Never Back Down - Mai arrendersi (Never Back Down, 2008) - DVD Medusa
Versione “giovanilistica” del tema, anche se forse più legato a “Karate Kid” che ai Pit Fighter. Rimangono comunque gustosi i combattimenti clandestini organizzati in ville di lusso.
Fighting (id., 2009) - DVD Universal Pictures
Il film alterna la ricerca del realismo (la vita dura per le strade di New York) ad un’eccessiva dose di buonismo e ingenuità. Comunque non il peggiore dei titoli, ed è da segnalare l’incontro del protagonista contro Dragon Le, interpretato dal vietnamita Cung Le, vero campione di arti marziali a livello mondiale.
Street Warrior (id., 2008) - inedito
Film televisivo interpretato da Max Martini, apprezzato interprete del telefilm “The Unit”. Malgrado l’ottima fattura, la storia ripropone in versione “patinata” i dettami del genere senza aggiungere altro, se non dell’inutile buonismo.

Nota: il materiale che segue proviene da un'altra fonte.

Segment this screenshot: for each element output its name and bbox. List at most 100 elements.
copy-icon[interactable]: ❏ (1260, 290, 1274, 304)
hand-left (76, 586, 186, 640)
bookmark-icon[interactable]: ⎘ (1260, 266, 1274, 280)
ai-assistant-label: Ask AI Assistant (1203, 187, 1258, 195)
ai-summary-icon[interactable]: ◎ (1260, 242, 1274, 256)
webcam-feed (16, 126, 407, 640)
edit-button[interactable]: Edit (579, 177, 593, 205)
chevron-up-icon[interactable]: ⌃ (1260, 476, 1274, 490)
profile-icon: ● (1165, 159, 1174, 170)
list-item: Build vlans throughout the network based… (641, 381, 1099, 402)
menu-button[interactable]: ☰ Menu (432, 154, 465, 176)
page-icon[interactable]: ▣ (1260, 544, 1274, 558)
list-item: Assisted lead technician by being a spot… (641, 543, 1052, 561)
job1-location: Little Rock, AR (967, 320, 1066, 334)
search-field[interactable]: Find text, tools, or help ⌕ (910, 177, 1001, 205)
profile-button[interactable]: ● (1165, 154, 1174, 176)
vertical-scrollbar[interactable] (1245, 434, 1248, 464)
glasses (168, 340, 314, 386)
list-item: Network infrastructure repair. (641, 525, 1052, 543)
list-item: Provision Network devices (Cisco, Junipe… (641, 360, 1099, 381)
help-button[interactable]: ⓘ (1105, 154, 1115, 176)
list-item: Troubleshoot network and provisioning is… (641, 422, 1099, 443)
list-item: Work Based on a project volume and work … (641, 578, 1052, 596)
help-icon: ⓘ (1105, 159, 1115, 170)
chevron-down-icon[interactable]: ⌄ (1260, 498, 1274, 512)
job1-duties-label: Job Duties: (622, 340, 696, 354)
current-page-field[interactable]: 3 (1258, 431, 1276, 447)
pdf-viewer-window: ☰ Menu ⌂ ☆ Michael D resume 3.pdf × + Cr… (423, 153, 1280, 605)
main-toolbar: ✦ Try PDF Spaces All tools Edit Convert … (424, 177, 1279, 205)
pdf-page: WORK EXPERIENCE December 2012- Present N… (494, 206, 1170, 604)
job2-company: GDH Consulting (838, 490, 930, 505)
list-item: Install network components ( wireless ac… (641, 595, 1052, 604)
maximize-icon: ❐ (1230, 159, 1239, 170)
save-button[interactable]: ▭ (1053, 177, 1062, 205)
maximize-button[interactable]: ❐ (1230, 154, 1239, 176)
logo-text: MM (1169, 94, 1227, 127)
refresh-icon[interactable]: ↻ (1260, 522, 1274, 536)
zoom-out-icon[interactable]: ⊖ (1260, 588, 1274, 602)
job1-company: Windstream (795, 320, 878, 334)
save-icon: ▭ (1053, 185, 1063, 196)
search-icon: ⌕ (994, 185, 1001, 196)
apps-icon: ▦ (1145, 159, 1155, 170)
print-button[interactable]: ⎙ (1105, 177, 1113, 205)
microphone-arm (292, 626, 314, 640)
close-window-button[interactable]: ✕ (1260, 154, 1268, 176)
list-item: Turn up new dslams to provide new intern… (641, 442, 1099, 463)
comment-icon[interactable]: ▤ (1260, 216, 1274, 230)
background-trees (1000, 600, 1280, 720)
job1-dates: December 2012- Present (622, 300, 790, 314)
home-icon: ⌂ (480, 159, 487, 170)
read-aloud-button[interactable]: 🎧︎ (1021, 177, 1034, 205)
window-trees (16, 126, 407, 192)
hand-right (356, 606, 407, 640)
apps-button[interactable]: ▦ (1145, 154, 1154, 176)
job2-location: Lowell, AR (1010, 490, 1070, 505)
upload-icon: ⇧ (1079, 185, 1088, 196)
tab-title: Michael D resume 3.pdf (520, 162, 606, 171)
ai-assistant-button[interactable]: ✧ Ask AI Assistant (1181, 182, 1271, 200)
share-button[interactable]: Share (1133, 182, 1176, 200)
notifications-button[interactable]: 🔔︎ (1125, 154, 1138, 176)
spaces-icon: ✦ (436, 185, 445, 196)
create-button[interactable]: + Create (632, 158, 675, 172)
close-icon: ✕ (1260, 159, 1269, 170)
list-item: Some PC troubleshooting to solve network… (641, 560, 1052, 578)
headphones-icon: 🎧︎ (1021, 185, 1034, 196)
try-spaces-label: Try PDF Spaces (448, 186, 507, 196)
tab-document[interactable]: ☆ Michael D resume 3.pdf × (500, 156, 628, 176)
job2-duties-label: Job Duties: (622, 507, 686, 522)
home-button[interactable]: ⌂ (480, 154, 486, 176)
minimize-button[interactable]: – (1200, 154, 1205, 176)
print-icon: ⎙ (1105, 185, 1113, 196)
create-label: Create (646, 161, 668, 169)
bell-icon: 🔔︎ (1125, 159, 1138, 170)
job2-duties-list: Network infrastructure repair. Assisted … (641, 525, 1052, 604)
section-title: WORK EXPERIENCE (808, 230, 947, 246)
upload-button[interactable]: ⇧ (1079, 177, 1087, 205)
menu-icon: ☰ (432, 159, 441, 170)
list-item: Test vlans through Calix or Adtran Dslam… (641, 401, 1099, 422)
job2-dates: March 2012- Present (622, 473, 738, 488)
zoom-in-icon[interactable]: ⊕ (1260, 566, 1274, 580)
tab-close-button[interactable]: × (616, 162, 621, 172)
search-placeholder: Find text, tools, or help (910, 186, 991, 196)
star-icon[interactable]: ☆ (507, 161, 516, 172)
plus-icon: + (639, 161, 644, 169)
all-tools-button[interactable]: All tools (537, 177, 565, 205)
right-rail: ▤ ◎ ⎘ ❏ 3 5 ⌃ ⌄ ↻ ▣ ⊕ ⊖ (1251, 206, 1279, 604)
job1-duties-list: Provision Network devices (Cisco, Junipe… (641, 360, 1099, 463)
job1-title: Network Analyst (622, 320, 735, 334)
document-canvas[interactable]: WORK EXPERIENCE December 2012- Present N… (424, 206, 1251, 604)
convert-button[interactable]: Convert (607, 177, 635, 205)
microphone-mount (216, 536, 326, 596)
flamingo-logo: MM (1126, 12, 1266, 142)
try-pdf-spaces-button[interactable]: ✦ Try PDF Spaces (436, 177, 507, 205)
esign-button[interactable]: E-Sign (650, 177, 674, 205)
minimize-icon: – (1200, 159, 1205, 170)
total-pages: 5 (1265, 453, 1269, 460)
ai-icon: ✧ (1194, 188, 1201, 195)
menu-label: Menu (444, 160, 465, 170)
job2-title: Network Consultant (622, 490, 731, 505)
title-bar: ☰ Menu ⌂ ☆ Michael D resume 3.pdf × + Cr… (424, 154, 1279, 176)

I combattimenti, affidati al coreografo prettamente televisivo Freddy Bouciegues, più che rifarsi al realismo degli incontri da strada testimoniano di più la scarsa preparazione degli attori.
Blood and Bone (id., 2009) - inedito
Un Michael Jai White in stato di grazia dona nuova linfa al genere recitando in un film con una buona storia e buoni personaggi, e sfoderando un’impressionante abilità marziale. Del film, comunque, si è già parlato in un precedente articolo di questa rubrica.